The plaintiff's contention that the trial judge erred in directing a verdict for the defendant on the cause of action for wrongful misappropriation of ideas was not strongly pressed. Indeed in the district court he abandoned any claim for separate damages with respect to it. The contention was that when the plaintiff was employed by the Blaw-Knox Company as manager of its Electrochemical Processes Division that company offered to sell to the defendant an electrotinning line, submitting plaintiff's plans and specifications for his electrotinning process to the defendant in connection with its proposal, and that although the defendant did not buy that line it later incorporated its features into the accused lines when it installed them. But the evidence established, as the district court ultimately held, that the features of the plaintiff's patents which he alleged were incorporated in the line offered by the Blaw-Knox Company to the defendant constituted an unpatentable aggregation of old steps which were in the prior art and thus were freely available to the defendant.

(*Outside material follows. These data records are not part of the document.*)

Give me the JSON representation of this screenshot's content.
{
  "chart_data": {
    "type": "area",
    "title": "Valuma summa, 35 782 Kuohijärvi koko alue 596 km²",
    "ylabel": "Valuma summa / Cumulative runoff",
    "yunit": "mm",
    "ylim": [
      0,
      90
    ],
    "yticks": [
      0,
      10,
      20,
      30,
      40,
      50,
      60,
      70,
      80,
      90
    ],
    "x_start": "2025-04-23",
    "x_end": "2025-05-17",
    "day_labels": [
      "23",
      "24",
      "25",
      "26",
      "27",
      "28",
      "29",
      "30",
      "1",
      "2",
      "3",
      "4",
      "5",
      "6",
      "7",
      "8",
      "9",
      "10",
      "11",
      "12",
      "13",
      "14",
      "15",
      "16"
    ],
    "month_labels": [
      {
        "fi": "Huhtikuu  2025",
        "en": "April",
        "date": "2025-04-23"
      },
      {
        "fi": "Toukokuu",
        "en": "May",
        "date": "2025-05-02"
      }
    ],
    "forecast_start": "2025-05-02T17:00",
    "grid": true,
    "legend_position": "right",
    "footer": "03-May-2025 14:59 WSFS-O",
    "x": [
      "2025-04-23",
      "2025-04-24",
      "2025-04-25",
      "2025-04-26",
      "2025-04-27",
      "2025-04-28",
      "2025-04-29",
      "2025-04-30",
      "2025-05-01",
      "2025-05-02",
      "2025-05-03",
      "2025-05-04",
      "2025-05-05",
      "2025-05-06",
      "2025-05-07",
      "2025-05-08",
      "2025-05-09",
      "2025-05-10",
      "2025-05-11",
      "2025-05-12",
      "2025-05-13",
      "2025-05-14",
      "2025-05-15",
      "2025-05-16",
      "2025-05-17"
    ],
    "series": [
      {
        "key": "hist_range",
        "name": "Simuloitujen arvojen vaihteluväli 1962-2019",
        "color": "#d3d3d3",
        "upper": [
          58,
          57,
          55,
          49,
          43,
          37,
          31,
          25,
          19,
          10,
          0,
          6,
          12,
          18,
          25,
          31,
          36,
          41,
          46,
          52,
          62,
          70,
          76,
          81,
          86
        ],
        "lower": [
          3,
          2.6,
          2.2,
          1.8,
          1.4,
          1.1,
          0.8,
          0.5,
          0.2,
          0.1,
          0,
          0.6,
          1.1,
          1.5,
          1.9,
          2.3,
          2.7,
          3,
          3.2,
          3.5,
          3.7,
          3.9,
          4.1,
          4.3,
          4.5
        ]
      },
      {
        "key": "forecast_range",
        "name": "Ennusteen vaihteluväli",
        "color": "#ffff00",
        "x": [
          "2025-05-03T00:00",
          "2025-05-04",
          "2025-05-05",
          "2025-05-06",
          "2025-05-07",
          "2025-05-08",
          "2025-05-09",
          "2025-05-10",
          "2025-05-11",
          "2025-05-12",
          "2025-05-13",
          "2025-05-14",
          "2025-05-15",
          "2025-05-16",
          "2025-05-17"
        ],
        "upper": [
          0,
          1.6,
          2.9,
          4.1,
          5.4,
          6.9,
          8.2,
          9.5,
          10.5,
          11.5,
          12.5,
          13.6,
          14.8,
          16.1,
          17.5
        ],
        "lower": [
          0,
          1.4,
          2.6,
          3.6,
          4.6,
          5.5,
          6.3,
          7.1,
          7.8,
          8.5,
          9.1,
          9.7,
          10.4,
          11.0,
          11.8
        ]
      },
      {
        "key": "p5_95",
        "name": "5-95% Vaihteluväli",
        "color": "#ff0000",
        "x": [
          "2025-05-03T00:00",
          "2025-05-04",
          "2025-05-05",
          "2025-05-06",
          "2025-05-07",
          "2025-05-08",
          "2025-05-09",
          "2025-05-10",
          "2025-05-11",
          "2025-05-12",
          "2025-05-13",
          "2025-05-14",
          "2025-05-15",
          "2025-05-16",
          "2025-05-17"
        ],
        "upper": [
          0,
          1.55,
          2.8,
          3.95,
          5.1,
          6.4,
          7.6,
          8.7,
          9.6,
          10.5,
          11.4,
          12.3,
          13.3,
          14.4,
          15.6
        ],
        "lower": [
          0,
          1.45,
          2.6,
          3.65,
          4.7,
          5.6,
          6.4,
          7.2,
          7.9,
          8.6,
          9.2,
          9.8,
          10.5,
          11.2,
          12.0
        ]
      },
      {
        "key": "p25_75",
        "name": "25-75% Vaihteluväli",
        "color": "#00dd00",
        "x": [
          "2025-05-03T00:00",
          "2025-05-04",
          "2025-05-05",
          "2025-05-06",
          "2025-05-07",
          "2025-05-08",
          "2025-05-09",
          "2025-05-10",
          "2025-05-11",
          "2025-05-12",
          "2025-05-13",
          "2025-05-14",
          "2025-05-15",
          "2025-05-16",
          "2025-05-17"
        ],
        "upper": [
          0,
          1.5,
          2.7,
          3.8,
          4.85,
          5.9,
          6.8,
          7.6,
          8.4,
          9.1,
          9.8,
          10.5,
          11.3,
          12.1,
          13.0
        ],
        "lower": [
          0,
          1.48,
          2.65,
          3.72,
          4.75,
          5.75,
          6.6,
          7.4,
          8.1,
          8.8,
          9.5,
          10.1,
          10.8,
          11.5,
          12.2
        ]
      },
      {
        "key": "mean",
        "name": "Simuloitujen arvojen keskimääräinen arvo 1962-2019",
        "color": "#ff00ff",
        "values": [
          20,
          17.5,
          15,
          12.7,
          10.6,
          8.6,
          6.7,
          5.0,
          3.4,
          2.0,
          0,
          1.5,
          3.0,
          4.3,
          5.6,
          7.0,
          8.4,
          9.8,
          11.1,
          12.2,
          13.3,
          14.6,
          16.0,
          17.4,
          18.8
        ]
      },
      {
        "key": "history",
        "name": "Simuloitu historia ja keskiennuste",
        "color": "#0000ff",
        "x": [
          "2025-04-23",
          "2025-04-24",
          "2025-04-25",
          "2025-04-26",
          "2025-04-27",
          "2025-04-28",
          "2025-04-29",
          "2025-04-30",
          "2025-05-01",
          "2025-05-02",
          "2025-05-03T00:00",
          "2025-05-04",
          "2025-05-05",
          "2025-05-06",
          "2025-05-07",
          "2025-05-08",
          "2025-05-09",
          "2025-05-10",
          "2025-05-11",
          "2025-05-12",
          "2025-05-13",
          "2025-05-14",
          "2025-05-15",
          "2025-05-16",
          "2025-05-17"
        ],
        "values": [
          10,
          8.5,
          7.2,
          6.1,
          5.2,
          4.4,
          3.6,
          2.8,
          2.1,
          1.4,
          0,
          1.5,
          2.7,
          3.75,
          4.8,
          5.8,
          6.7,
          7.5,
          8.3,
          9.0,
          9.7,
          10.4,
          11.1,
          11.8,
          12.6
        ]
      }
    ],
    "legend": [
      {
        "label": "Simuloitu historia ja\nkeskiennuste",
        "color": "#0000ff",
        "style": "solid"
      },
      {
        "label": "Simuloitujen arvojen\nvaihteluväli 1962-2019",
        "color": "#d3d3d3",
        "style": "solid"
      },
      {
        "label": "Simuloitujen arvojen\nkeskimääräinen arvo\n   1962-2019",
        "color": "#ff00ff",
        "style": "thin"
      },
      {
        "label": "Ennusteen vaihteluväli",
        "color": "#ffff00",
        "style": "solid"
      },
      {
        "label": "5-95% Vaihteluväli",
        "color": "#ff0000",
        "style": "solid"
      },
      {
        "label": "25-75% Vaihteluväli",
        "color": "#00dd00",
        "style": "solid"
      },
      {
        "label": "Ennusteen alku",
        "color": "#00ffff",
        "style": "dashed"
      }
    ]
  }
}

There was no evidence that a trust relationship between the plaintiff and defendant was created by the transaction. Compare Smoley v. New Jersey Zinc Company, 3 Cir., 1939, 106 F.2d 314, affirming D.C.N.J.1938, 24 F. Supp. 294, 299. For it was the Blaw-Knox Company, not the plaintiff, which made the submission to the defendant and it does not appear that the Blaw-Knox Company has charged the defendant with misappropriation of ideas or secrets. We are satisfied that the trial judge did not err in withdrawing this claim from the jury's consideration.

9

The judgment of the district court will be affirmed.